One of the difficulties faced by the researchers when they were looking to develop a way for a computer to recognize a person is that in many images the person is only partially visible – usually the upper body. So although there were already successful full-body detectors available, the team decided to develop an upper body detector designed to detect the region between the top of the head and the upper half of the torso using a near-frontal viewpoint. The researchers say this near-frontal detector works well for viewpoints up to 30 degrees away from straight frontal, and also detects back views.
Strike a pose
But being able to recognize a person within a frame is nowhere near as useful as being able to tell what they are doing over a number of frames. To achieve this the researchers wanted to detect the 2D body pose for every person in every video frame. Once again, because in TV and movies people are often visible only from the waist up, the team focused on six body parts: the head, torso, left and right forearms and upper arms. Because they wanted to make as few assumptions as possible, the team’s method puts no restrictions on clothing, location/scale, moving cameras/background, or arm pose. In fact, the only assumption currently made by the system is that people appear upright – that is, the orientation of the head and the torso is near vertical. The system first detects the upper body of the person in frame which delivers the approximate location and scale of the person and roughly where the torso and head should lie. This allows the system to restrict the search area which is then further restricted using color models to estimate the person’s appearance automatically from subregions of the detection window likely to contain the person. These are then used to initialize a segmentation algorithm and the search area for body parts is progressively reduced, eventually resulting in the estimation of a 2D pose.
The ability to estimate a 2D pose allows the system to retrieve shots containing a particular pose from a video database in what the researchers call a Pose Search. It does this by looking at the spatial configuration of body parts returned by the pose estimator with features which are person, clothing, background and lighting independent. Using this technique the system is able to automatically classify video scenes where people appear in a specific pose. It also allows human actions such as walking, jumping, bending down, etc. to be detected in video sequences.
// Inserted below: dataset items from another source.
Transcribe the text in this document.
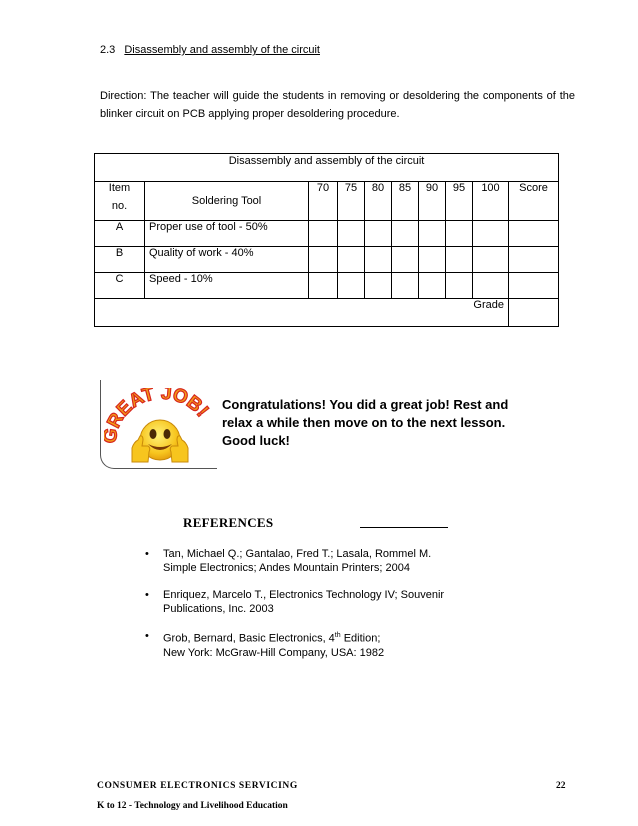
2.3 Disassembly and assembly of the circuit
Direction: The teacher will guide the students in removing or desoldering the components of the blinker circuit on PCB applying proper desoldering procedure.
Disassembly and assembly of the circuit									

Item
no.	Soldering Tool	70	75	80	85	90	95	100	Score
A	Proper use of tool - 50%								
B	Quality of work - 40%								
C	Speed - 10%								
Grade									
REAT JOB! Congratulations! You did a great job! Rest and
relax a while then move on to the next lesson.
Good luck!
REFERENCES
• Tan, Michael Q.; Gantalao, Fred T.; Lasala, Rommel M.
Simple Electronics; Andes Mountain Printers; 2004
• Enriquez, Marcelo T., Electronics Technology IV; Souvenir
Publications, Inc. 2003
• Grob, Bernard, Basic Electronics, 4th Edition;
New York: McGraw-Hill Company, USA: 1982
CONSUMER ELECTRONICS SERVICING
K to 12 - Technology and Livelihood Education
22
The results of the research, which is being carried out by Manuel Jesús Marín Jiménez, who is currently working at the University of Córdoba, and coordinated by Professor Nicolás Pérez de la Blanca Capilla, Department of Computering and Artificial Intelligence, University of Granada, have been presented in a number of international conferences, including the International Conference in Pattern Recognition (2006), and the conference on Computer Vision and Pattern Recognition (2008 and 2009).